Otherwise, you can simply push your changes into a remote development branch.
Then, inside of your local copy of the OBS project, change the revision
parameter inside of the _service
file to match the branch name or the commit
sha you are testing. After that, you can continuously run osc service manualrun
and osc build ...
in order to test multiple iterations of your
development branch.
Either way you will give get an RPM that you can install locally.
To use a different version than the current latest tag, use the version
param and
comment out the match-tag
, versionrewrite-pattern
, versionrewrite-replacement
and versionformat
params from _service
.
As with any other OBS project, whenever you are done with testing a package, you can update the package as usual:
- Make sure that the
revision
on the_service
file is back onmain
(upstream should always point tomain
). - Make sure to run
osc service manualrun
andosc build ...
again and that everything is working. - Add/remove files with the
add
andremove
commands (tip: you can also use theaddremove
command to automate this!). - Update the changelog with the
vc
command and callcommit
.
To get a maintenance request accepted, each changelog entry needs to have at
least one reference to a bug or feature request like bsc#123
or fate#123
.
Note: If you want to disable automatic changes made by osc (e.g. License
string) use the --no-cleanup
switch. Can be used for commands like osc mr
,
osc sr
and osc ci
.
To checkout in which codestreams the package is currently maintaned, run:
osc -A https://api.suse.de maintained suseconnect-ng
Some code streams may be missing in the previous command, for a more detailed
view which target codestreams are in which state, find the suseconnect-ng
package onmaintenance.suse.de
For each maintained codestream you need to create a new submit request:
osc -A https://api.suse.de sr openSUSE.org:systemsmanagement:SCC suseconnect-ng SUSE:SLE-15-SP4:GA
Note: The codestreams of SLE-15-SP1, SLE-15-SP2 and SLE-15-SP3 are connected, that means we only need to submit for SP1 and it will get released on SP2 and SP3 also.

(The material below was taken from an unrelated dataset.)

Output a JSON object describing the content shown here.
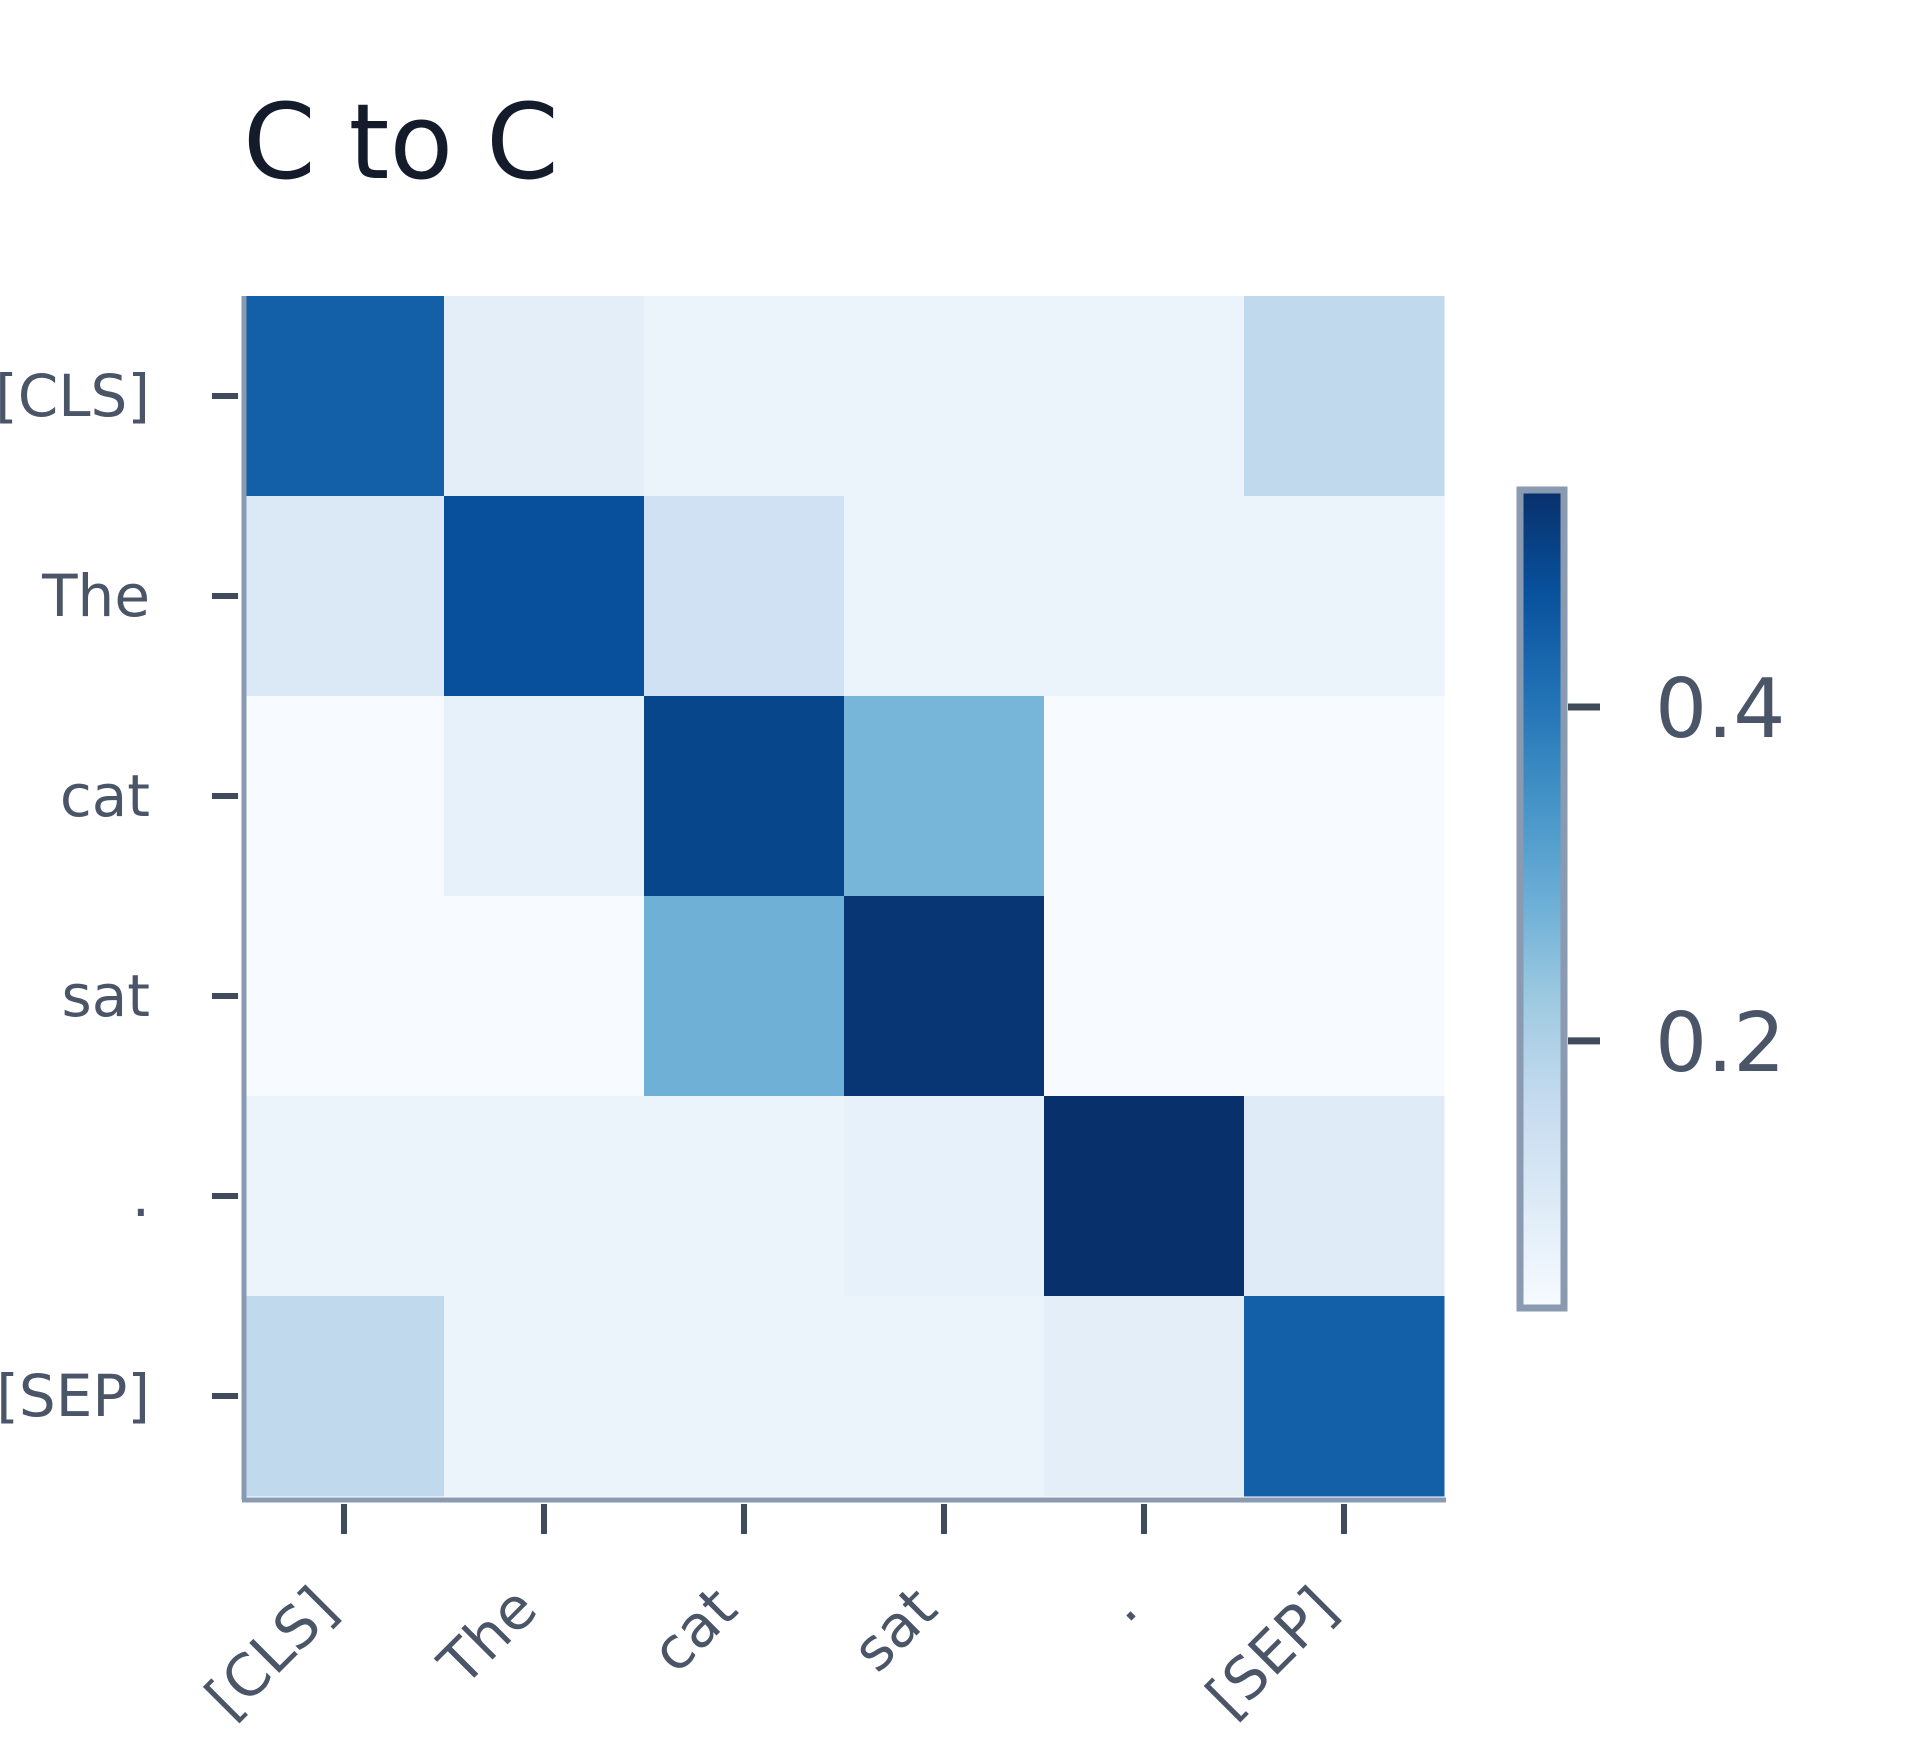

Note: The codestreams that are not yet on final codefreeze (alphas or betas) work with submit requests.
Note: SLE Micro <= 5.5 inherits MicroOS and SLE Releases.
Note: submitrequest
(sr
)'s would auto-translate to maintenancerequest
(mr
)'s!
Note: In case the sr
(submit request) command is not working properly, try
mr
(maintenance request) command. If a maintenance request is not
applicable, the maintainers will notify you in the request.
Note:
- When asked whether or not to supersede a request, the answer is usually "no". Saying "yes" would overwrite the previous request made, cancelling the release process for its codestream.
For RES8 (SUSE Linux Enterprise Server with Expanded Support), package updates need to get done by EPAM (contact is: [email protected]). We agreed to only push critical security updates there.
You can check the status of your requests here.
Whenever your requests get accepted, they still have to pass maintenance testing
before they get released to customers. You can check their progress by searching
for the package on
maintenance.suse.de. If you still
need help, the maintenance team can be reached at
[email protected] or #discuss-maintenance
on Slack.
This project makes use of the feature from OBS in which you can build a package
from a given PR. This way we check that your changes don't break the packaging
side of connect-ng
.
You can see the configuration on this on .obs/workflows.yml. Right now this is taking place inside of a personal project, but this is to be changed (see this Jira ticket).